The critical mass achieved by this initiative (over 76% of covered bonds outstanding globally now hold the Label) demonstrates the Industry’s recognition of the need to respond to the requirements of new classes of investors by providing higher levels of transparency to aid investment decisions. In this context, it is important to highlight that as of January 2024, five non-EEA countries (Australia, Canada, Singapore, South Korea and the UK) on aggregate hold 35 labelled cover pools, linked to 554 covered bonds, which account for over EUR 363 bn, equivalent to over 64% of the non-EEA covered bond market share.

The Industry has demonstrated its capacity to drive innovation and implement global transparency benchmarks through market initiatives such as the Covered Bond Label and the European Secured Note (ESN) instrument. More importantly, the community, by acting as a market catalyst, has facilitated investors’ compliance with their due diligence obligations and provided a key contribution in the building of the Capital Markets Union in Europe. This market principle-based approach, in parallel with the introduction of the Covered Bond Directive, has shown that it is possible to build, from the bottom-up, proposals and outcomes based on market consensus to initiate global solutions that enhance transparency, comparability, convergence of markets and best practices. Taking stock of where we have come from, where we are and where we are heading, it is clear that the market and the environment in which it operates is constantly evolving and, as such, the work of the ECBC and its Global Issues Working Group is always in progress. This provides us with an ongoing challenge, and we believe that the ECBC initiatives currently underway will help further strengthen the asset class and facilitate the convergence of market and supervisory best practices.
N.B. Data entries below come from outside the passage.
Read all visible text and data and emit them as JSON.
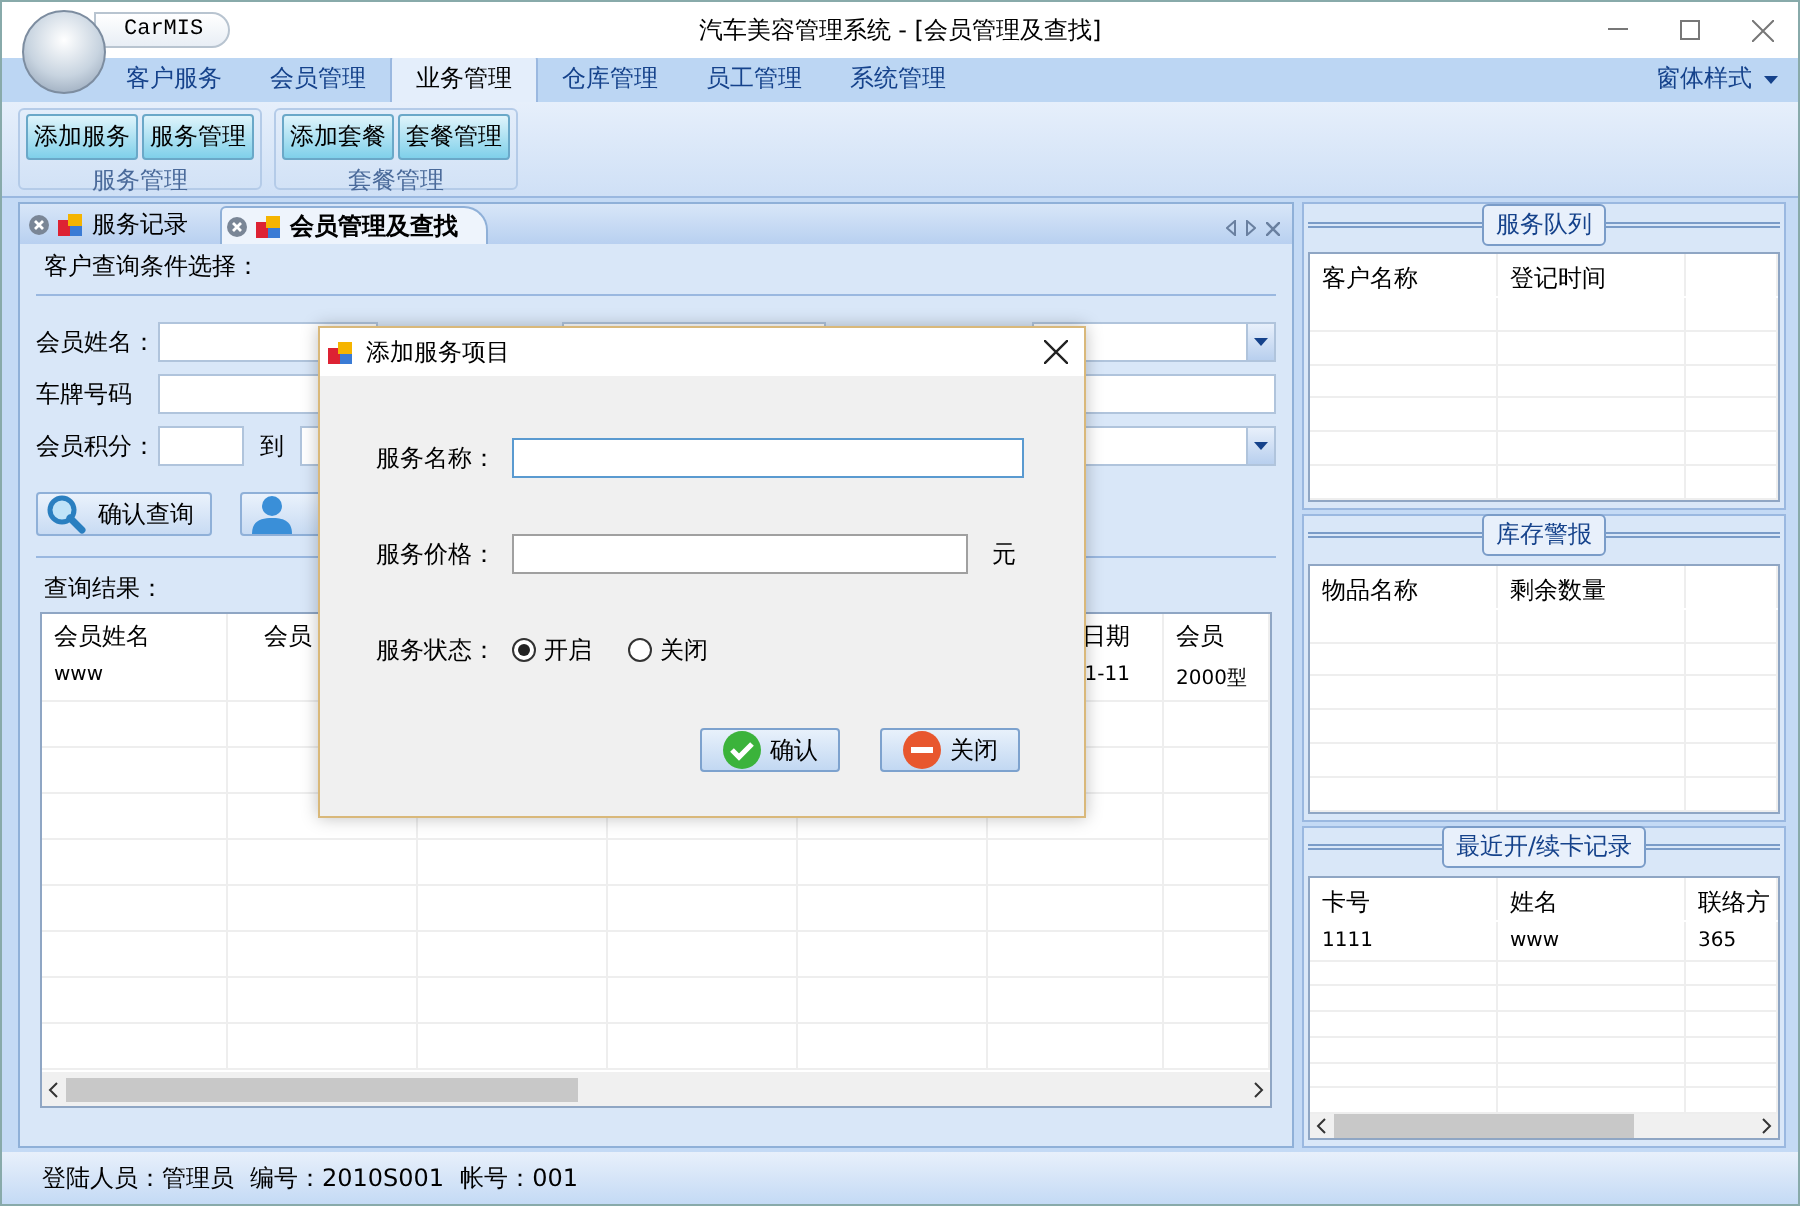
{
  "window": {
    "app_label": "CarMIS",
    "title": "汽车美容管理系统 - [会员管理及查找]"
  },
  "ribbon": {
    "tabs": [
      {
        "label": "客户服务",
        "selected": false
      },
      {
        "label": "会员管理",
        "selected": false
      },
      {
        "label": "业务管理",
        "selected": true
      },
      {
        "label": "仓库管理",
        "selected": false
      },
      {
        "label": "员工管理",
        "selected": false
      },
      {
        "label": "系统管理",
        "selected": false
      }
    ],
    "style_menu": "窗体样式",
    "groups": [
      {
        "title": "服务管理",
        "buttons": [
          "添加服务",
          "服务管理"
        ]
      },
      {
        "title": "套餐管理",
        "buttons": [
          "添加套餐",
          "套餐管理"
        ]
      }
    ]
  },
  "document_tabs": [
    {
      "label": "服务记录",
      "selected": false
    },
    {
      "label": "会员管理及查找",
      "selected": true
    }
  ],
  "query": {
    "title": "客户查询条件选择：",
    "name_label": "会员姓名：",
    "plate_label": "车牌号码",
    "points_label": "会员积分：",
    "points_to": "到",
    "buttons": [
      {
        "kind": "search",
        "label": "确认查询"
      },
      {
        "kind": "person"
      }
    ]
  },
  "results": {
    "title": "查询结果：",
    "columns": [
      {
        "label": "会员姓名"
      },
      {
        "label": "会员"
      },
      {},
      {},
      {},
      {
        "label": "日期"
      },
      {
        "label": "会员"
      }
    ],
    "rows": [
      {
        "cells": [
          {
            "text": "www"
          },
          {},
          {},
          {},
          {},
          {
            "text": "1-11"
          },
          {
            "text": "2000型"
          }
        ]
      }
    ]
  },
  "side_panels": [
    {
      "title": "服务队列",
      "columns": [
        "客户名称",
        "登记时间"
      ]
    },
    {
      "title": "库存警报",
      "columns": [
        "物品名称",
        "剩余数量"
      ]
    },
    {
      "title": "最近开/续卡记录",
      "columns": [
        "卡号",
        "姓名",
        "联络方"
      ],
      "rows": [
        [
          "1111",
          "www",
          "365"
        ]
      ],
      "scrollbar": true
    }
  ],
  "status_bar": [
    "登陆人员：管理员",
    "编号：2010S001",
    "帐号：001"
  ],
  "dialog": {
    "title": "添加服务项目",
    "name_label": "服务名称：",
    "price_label": "服务价格：",
    "price_unit": "元",
    "status_label": "服务状态：",
    "status_options": [
      {
        "label": "开启",
        "selected": true
      },
      {
        "label": "关闭",
        "selected": false
      }
    ],
    "buttons": [
      {
        "kind": "ok",
        "label": "确认"
      },
      {
        "kind": "cancel",
        "label": "关闭"
      }
    ]
  }
}
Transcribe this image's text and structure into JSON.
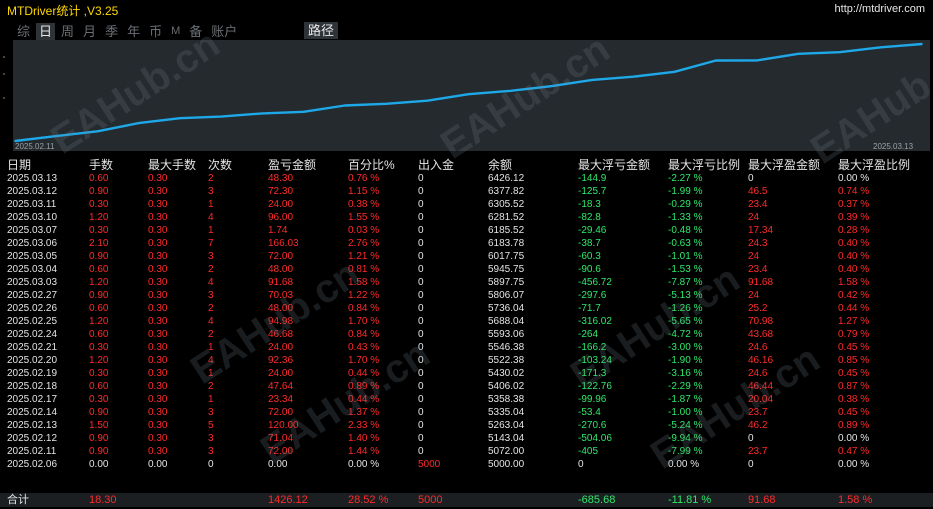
{
  "app": {
    "title": "MTDriver统计 ,V3.25",
    "url": "http://mtdriver.com"
  },
  "nav": {
    "items": [
      {
        "label": "综",
        "active": false
      },
      {
        "label": "日",
        "active": true
      },
      {
        "label": "周",
        "active": false
      },
      {
        "label": "月",
        "active": false
      },
      {
        "label": "季",
        "active": false
      },
      {
        "label": "年",
        "active": false
      },
      {
        "label": "币",
        "active": false
      },
      {
        "label": "M",
        "active": false
      },
      {
        "label": "备",
        "active": false
      },
      {
        "label": "账户",
        "active": false
      }
    ],
    "path_label": "路径"
  },
  "chart_data": {
    "type": "line",
    "x_start_label": "2025.02.11",
    "x_end_label": "2025.03.13",
    "line_color": "#1ea8e8",
    "background": "#242a2e",
    "x": [
      "2025.02.06",
      "2025.02.11",
      "2025.02.12",
      "2025.02.13",
      "2025.02.14",
      "2025.02.17",
      "2025.02.18",
      "2025.02.19",
      "2025.02.20",
      "2025.02.21",
      "2025.02.24",
      "2025.02.25",
      "2025.02.26",
      "2025.02.27",
      "2025.03.03",
      "2025.03.04",
      "2025.03.05",
      "2025.03.06",
      "2025.03.07",
      "2025.03.10",
      "2025.03.11",
      "2025.03.12",
      "2025.03.13"
    ],
    "values": [
      5000.0,
      5072.0,
      5143.04,
      5263.04,
      5335.04,
      5358.38,
      5406.02,
      5430.02,
      5522.38,
      5546.38,
      5593.06,
      5688.04,
      5736.04,
      5806.07,
      5897.75,
      5945.75,
      6017.75,
      6183.78,
      6185.52,
      6281.52,
      6305.52,
      6377.82,
      6426.12
    ]
  },
  "table": {
    "headers": [
      "日期",
      "手数",
      "最大手数",
      "次数",
      "盈亏金额",
      "百分比%",
      "出入金",
      "余额",
      "最大浮亏金额",
      "最大浮亏比例",
      "最大浮盈金额",
      "最大浮盈比例"
    ],
    "rows": [
      [
        "2025.03.13",
        "0.60",
        "0.30",
        "2",
        "48.30",
        "0.76 %",
        "0",
        "6426.12",
        "-144.9",
        "-2.27 %",
        "0",
        "0.00 %"
      ],
      [
        "2025.03.12",
        "0.90",
        "0.30",
        "3",
        "72.30",
        "1.15 %",
        "0",
        "6377.82",
        "-125.7",
        "-1.99 %",
        "46.5",
        "0.74 %"
      ],
      [
        "2025.03.11",
        "0.30",
        "0.30",
        "1",
        "24.00",
        "0.38 %",
        "0",
        "6305.52",
        "-18.3",
        "-0.29 %",
        "23.4",
        "0.37 %"
      ],
      [
        "2025.03.10",
        "1.20",
        "0.30",
        "4",
        "96.00",
        "1.55 %",
        "0",
        "6281.52",
        "-82.8",
        "-1.33 %",
        "24",
        "0.39 %"
      ],
      [
        "2025.03.07",
        "0.30",
        "0.30",
        "1",
        "1.74",
        "0.03 %",
        "0",
        "6185.52",
        "-29.46",
        "-0.48 %",
        "17.34",
        "0.28 %"
      ],
      [
        "2025.03.06",
        "2.10",
        "0.30",
        "7",
        "166.03",
        "2.76 %",
        "0",
        "6183.78",
        "-38.7",
        "-0.63 %",
        "24.3",
        "0.40 %"
      ],
      [
        "2025.03.05",
        "0.90",
        "0.30",
        "3",
        "72.00",
        "1.21 %",
        "0",
        "6017.75",
        "-60.3",
        "-1.01 %",
        "24",
        "0.40 %"
      ],
      [
        "2025.03.04",
        "0.60",
        "0.30",
        "2",
        "48.00",
        "0.81 %",
        "0",
        "5945.75",
        "-90.6",
        "-1.53 %",
        "23.4",
        "0.40 %"
      ],
      [
        "2025.03.03",
        "1.20",
        "0.30",
        "4",
        "91.68",
        "1.58 %",
        "0",
        "5897.75",
        "-456.72",
        "-7.87 %",
        "91.68",
        "1.58 %"
      ],
      [
        "2025.02.27",
        "0.90",
        "0.30",
        "3",
        "70.03",
        "1.22 %",
        "0",
        "5806.07",
        "-297.6",
        "-5.13 %",
        "24",
        "0.42 %"
      ],
      [
        "2025.02.26",
        "0.60",
        "0.30",
        "2",
        "48.00",
        "0.84 %",
        "0",
        "5736.04",
        "-71.7",
        "-1.26 %",
        "25.2",
        "0.44 %"
      ],
      [
        "2025.02.25",
        "1.20",
        "0.30",
        "4",
        "94.98",
        "1.70 %",
        "0",
        "5688.04",
        "-316.02",
        "-5.65 %",
        "70.98",
        "1.27 %"
      ],
      [
        "2025.02.24",
        "0.60",
        "0.30",
        "2",
        "46.68",
        "0.84 %",
        "0",
        "5593.06",
        "-264",
        "-4.72 %",
        "43.68",
        "0.79 %"
      ],
      [
        "2025.02.21",
        "0.30",
        "0.30",
        "1",
        "24.00",
        "0.43 %",
        "0",
        "5546.38",
        "-166.2",
        "-3.00 %",
        "24.6",
        "0.45 %"
      ],
      [
        "2025.02.20",
        "1.20",
        "0.30",
        "4",
        "92.36",
        "1.70 %",
        "0",
        "5522.38",
        "-103.24",
        "-1.90 %",
        "46.16",
        "0.85 %"
      ],
      [
        "2025.02.19",
        "0.30",
        "0.30",
        "1",
        "24.00",
        "0.44 %",
        "0",
        "5430.02",
        "-171.3",
        "-3.16 %",
        "24.6",
        "0.45 %"
      ],
      [
        "2025.02.18",
        "0.60",
        "0.30",
        "2",
        "47.64",
        "0.89 %",
        "0",
        "5406.02",
        "-122.76",
        "-2.29 %",
        "46.44",
        "0.87 %"
      ],
      [
        "2025.02.17",
        "0.30",
        "0.30",
        "1",
        "23.34",
        "0.44 %",
        "0",
        "5358.38",
        "-99.96",
        "-1.87 %",
        "20.04",
        "0.38 %"
      ],
      [
        "2025.02.14",
        "0.90",
        "0.30",
        "3",
        "72.00",
        "1.37 %",
        "0",
        "5335.04",
        "-53.4",
        "-1.00 %",
        "23.7",
        "0.45 %"
      ],
      [
        "2025.02.13",
        "1.50",
        "0.30",
        "5",
        "120.00",
        "2.33 %",
        "0",
        "5263.04",
        "-270.6",
        "-5.24 %",
        "46.2",
        "0.89 %"
      ],
      [
        "2025.02.12",
        "0.90",
        "0.30",
        "3",
        "71.04",
        "1.40 %",
        "0",
        "5143.04",
        "-504.06",
        "-9.94 %",
        "0",
        "0.00 %"
      ],
      [
        "2025.02.11",
        "0.90",
        "0.30",
        "3",
        "72.00",
        "1.44 %",
        "0",
        "5072.00",
        "-405",
        "-7.99 %",
        "23.7",
        "0.47 %"
      ],
      [
        "2025.02.06",
        "0.00",
        "0.00",
        "0",
        "0.00",
        "0.00 %",
        "5000",
        "5000.00",
        "0",
        "0.00 %",
        "0",
        "0.00 %"
      ]
    ],
    "total": [
      "合计",
      "18.30",
      "",
      "",
      "1426.12",
      "28.52 %",
      "5000",
      "",
      "-685.68",
      "-11.81 %",
      "91.68",
      "1.58 %"
    ]
  },
  "watermark": "EAHub.cn",
  "colors": {
    "positive": "#ff2a2a",
    "negative": "#2ee86a",
    "neutral": "#e4e4e4",
    "title": "#ffd800"
  }
}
In line with the ever-growing importance of sustainable finance, the covered bond Industry has embraced the urgency and challenges of this issue, and, as of January 2024, the Covered Bond Label is held by 142 sustainable covered bonds, collectively worth over EUR 135 bn issued by 43 issuers in 14 jurisdictions. Moreover, to provide more asset-related information for labelled covered bonds which are flagged as sustainable, starting from Q1 2023 labelled issuers were requested to complete the F1 Tab of the Label’s Harmonised Transparency Template (HTT), which is specifically dedicated to sustainable mortgages in the cover pool. From Q1 2024, the ESG disclosure in the HTT is further developed by providing issuers the possibility to indicate whether their sustainable covered bonds are sustainable-collateral-asset-based or are linked to (re)financing of sustainable projects without sustainable assets in the cover pool.  The challenges that lie ahead in this area are characterised by agreeing on a shared set of definitions to define “sustainable” and the specific ESG criteria for the underlying assets in the cover pool.

The ongoing harmonisation of the covered bond asset class at both EU and at the global level represents a new era for the Industry. Alongside this, market conditions, political and environmental developments and new trends are all impacting and shaping the product here and now, and will continue to do so going forward.